Sie sagen einleitend, dass der Essay “im ersten Abschnitt eine düstere Dystopie entwirft, wie ein Zero-Covid-Europa denn aussehen könnte”. Dagegen habe ich bei der Lektüre dieses Beitrags eher den Eindruck gewonnen, dass es sich um eine groteske Verzerrung der Vorstellungen der Wissenschaftler handelt, die sich dafür einsetzen, niedrigere Inzidenzzahlen an Neuinfizierten auch in Deutschland zu erreichen, aufrechtzuerhalten und die deshalb und wegen der drohenden Ausbreitung der neuen Varianten des Virus empfehlen, die derzeigen Kontaktbeschränkungen nicht vorzeitig zu lockern, wie es von Teilen der Wirtschaft immer drängender verlangt wird.

Das möchte ich kurz erläutern.

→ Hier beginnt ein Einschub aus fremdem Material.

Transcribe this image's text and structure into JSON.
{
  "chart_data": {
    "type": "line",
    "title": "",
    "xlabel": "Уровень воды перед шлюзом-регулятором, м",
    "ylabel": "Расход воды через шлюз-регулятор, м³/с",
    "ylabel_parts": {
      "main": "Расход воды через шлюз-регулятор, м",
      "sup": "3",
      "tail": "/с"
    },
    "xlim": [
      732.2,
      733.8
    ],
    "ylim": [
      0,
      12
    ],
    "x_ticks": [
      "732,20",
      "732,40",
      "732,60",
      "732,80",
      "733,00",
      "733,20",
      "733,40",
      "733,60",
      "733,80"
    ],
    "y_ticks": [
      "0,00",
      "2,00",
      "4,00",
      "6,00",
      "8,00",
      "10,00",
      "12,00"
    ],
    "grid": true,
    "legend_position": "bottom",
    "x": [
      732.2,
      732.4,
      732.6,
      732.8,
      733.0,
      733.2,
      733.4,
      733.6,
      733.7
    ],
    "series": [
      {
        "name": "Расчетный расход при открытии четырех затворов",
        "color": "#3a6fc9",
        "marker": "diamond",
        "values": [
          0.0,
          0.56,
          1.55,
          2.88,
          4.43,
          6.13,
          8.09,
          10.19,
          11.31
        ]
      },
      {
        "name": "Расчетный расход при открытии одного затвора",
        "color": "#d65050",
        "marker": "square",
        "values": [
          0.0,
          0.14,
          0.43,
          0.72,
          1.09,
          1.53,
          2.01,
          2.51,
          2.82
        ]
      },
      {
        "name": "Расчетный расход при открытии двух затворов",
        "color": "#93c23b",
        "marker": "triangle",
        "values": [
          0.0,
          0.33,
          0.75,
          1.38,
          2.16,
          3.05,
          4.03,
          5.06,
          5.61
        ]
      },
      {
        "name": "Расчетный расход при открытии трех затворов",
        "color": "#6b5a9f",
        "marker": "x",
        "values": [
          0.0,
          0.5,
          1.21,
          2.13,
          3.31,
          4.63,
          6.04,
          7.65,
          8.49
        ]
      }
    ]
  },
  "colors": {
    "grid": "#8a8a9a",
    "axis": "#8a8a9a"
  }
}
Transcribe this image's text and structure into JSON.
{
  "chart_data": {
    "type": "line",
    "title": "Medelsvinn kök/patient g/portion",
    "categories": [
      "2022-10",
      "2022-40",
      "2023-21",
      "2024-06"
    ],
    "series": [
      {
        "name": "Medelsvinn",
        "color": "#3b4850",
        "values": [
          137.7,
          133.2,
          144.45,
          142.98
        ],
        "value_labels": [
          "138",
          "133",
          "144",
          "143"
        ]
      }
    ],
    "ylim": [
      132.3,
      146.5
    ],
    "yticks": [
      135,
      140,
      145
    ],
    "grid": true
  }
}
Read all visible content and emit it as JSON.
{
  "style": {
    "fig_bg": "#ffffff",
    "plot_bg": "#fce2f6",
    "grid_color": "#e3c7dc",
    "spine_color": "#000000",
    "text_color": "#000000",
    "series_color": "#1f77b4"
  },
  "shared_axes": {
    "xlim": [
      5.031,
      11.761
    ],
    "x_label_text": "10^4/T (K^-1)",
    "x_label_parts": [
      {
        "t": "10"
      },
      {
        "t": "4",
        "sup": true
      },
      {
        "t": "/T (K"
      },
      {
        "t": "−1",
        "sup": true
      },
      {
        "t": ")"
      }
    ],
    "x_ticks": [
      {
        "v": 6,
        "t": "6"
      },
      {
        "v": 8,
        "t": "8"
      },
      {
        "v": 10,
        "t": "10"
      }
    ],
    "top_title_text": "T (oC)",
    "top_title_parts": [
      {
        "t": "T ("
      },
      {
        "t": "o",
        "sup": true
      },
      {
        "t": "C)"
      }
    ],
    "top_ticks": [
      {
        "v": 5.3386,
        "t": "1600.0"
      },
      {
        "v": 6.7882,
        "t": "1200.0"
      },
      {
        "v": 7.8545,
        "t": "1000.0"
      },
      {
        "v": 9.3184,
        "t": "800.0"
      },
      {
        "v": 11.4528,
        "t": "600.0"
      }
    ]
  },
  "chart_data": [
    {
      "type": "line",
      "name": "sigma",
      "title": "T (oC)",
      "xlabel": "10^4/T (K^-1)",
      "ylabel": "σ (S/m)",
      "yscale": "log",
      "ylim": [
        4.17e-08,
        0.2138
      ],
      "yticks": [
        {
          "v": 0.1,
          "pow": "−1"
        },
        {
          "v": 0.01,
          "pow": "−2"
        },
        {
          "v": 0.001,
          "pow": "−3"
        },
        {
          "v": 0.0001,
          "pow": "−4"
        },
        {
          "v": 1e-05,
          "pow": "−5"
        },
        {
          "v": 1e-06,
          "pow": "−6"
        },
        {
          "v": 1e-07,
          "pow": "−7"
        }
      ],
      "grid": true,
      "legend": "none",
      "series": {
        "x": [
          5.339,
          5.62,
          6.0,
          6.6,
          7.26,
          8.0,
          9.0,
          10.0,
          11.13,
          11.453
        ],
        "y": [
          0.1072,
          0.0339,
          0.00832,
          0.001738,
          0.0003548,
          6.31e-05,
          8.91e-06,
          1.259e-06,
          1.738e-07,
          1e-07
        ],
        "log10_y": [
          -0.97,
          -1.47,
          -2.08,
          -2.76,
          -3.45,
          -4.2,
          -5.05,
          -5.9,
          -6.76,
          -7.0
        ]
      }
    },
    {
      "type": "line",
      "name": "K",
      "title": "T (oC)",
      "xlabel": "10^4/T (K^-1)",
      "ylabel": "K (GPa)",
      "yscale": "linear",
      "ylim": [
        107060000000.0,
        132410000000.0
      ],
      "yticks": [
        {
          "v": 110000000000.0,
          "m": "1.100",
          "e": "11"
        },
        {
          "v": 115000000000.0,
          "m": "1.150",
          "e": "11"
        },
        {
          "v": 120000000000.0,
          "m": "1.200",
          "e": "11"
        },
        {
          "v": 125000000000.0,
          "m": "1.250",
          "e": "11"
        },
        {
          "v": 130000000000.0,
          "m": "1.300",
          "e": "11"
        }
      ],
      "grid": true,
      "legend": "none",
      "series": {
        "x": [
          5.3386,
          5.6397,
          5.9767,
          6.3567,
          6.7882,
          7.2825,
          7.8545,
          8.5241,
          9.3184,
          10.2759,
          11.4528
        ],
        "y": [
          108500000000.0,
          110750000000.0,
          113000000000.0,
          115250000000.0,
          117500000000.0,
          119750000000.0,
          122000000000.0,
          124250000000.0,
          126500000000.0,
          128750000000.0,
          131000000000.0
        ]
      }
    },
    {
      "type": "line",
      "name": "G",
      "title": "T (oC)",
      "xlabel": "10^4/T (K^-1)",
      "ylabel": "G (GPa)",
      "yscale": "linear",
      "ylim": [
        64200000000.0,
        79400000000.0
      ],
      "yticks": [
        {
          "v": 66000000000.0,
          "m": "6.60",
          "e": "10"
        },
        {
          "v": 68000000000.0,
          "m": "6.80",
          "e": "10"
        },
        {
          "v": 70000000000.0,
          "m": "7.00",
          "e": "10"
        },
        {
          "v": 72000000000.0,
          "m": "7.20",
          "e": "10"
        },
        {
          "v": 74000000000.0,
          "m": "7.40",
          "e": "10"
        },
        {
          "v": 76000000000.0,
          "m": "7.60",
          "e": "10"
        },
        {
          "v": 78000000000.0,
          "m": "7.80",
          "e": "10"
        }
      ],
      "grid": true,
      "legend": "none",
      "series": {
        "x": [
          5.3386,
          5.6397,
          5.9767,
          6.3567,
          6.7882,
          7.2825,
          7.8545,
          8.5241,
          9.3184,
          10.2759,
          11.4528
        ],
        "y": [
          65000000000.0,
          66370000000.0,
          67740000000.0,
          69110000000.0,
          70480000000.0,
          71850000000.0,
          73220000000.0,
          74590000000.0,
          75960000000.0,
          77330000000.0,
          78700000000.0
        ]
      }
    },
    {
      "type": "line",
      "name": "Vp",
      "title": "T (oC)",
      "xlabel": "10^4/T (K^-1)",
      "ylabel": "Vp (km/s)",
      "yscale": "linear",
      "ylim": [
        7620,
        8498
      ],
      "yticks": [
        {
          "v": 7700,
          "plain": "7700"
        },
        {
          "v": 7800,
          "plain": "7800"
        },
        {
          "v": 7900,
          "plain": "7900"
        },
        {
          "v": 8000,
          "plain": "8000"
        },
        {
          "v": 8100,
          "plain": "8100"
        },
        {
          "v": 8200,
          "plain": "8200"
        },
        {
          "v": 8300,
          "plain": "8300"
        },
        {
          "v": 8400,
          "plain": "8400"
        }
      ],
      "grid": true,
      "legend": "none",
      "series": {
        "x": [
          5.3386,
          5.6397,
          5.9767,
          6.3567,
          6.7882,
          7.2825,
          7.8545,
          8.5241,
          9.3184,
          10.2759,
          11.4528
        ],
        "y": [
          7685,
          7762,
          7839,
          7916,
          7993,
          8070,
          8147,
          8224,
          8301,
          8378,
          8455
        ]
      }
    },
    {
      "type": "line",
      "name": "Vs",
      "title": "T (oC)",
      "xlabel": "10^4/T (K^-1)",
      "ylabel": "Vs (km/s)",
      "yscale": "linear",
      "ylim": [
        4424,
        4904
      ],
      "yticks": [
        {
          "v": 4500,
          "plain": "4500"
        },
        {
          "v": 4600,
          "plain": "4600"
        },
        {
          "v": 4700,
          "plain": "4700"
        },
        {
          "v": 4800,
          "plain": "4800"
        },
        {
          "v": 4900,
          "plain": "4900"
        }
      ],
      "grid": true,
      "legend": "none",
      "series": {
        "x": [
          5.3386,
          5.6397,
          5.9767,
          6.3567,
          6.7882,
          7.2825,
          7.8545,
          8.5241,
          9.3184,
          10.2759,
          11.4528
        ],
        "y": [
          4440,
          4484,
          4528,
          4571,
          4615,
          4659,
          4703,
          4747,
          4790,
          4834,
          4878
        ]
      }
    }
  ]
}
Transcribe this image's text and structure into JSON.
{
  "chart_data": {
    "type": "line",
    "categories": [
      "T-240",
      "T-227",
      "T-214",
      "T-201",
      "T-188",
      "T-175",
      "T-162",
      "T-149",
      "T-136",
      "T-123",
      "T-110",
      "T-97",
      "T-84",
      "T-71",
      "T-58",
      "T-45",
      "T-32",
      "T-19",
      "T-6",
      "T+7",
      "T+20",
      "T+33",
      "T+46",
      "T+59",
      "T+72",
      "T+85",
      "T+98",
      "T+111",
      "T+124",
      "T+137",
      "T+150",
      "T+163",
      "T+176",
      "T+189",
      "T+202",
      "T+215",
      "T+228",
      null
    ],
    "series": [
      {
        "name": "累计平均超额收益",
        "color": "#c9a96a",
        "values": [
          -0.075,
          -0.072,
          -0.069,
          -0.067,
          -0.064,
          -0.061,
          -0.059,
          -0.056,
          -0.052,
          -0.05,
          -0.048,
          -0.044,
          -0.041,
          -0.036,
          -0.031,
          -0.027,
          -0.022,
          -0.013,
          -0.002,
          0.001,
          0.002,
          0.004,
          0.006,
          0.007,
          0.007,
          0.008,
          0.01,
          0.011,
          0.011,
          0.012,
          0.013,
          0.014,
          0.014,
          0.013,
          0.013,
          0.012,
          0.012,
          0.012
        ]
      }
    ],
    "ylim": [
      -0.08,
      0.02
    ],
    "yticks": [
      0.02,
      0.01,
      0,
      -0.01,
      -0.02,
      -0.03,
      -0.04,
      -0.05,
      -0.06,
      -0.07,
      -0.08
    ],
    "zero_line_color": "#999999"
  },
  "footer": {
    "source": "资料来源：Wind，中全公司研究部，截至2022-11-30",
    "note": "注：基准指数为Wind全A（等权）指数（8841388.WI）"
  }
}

Im zweiten Abschnitt des Beitrags heißt es vorwurfsvoll: “Auch der niedrige Wert von gerade einmal 10 Infizierten pro 100.000 Einwohnern pro 7 Tage ist in diesem Konzept wirklich so vorgeschlagen. Umgerechnet ist das also nur ein Infizierter pro Tag.” Wenn man das liest, bekommt man den Eindruck, dass der Autor über diesen Vorschlag entrüstet ist, aber nicht zur Kenntnis nimmt, was die Zahlen wirklich bedeuten. Deshalb sei klargestellt: Bei dem Ziel von 10 Neuinfizierten pro 100.000 Einwohner pro 7 Tage handelt es sich um 800 bis 900 Neuinfizierte in Deutschland pro Tag, also um etwa 1/10 der derzeitigen registrierten Anzahl. Dieses Ziel sollte möglichst unterschritten werden. Haben die Kritiker wirklich vergessen, dass wir dieses Ziel 2020 in der Zeit von Ende April bis Anfang August viele Wochen erreicht hatten?

Außerdem darf nicht vergessen werden, dass die Zahl der Neuinfizierten in einem bestimmten Verhältnis zur Zahl der Todesfälle steht. Je mehr Neuinfizierte, desto mehr Todesfälle im Zusammenhang mit Corona folgen daraus, die verhindert werden könnten. Im Augenblick sind das zwischen 500 und 1000 pro Tag. Auch wenn man berücksichtigt, dass etwa 2500 Menschen in Deutschland täglich sterben, sind das 500 bis 1000 zusätzliche Tote.

Weiterhin fehlt in dem Beitrag jeder Hinweis darauf, das es eine Reihe von Ländern gibt, die das Ziel einer sehr niedrigen Neuinfektionsrate schon längst erreicht haben. Dazu zählen China und Vietnam, aber auch Südkorea, Australien, Neuseeland, Taiwan, Singapur, Island und auch Finnland. Unnötig ist zu betonen ist, dass in diesen Ländern nur sehr wenige Menschen im Zusammenhang mit dem Coronvirus sterben.

Abschließend sei gesagt, dass für mich, und so sehen das sicher auch die von dem Autor namentlich angeprangerten Wissenschaftler dieser verdienstvollen Initiative, die geforderte Null weniger ein konkretes Ziel, sondern vielmehr ein Anspruch ist, den eine Gesellschaft haben sollte- so wie es auch einen Konsens in der Frage gibt, dass es keine Verkehrstoten mehr geben sollte.

Für diejenigen, die sich über Null-Covid bzw. Zero-Covid weiter informieren wollen, verweise ich auf meinen entsprechenden Beitrag in Telepolis vom 1.2.2021. Hier der Link: Ist eine “Null-Covid-Strategie” sinnvoll, aber nicht durchführbar?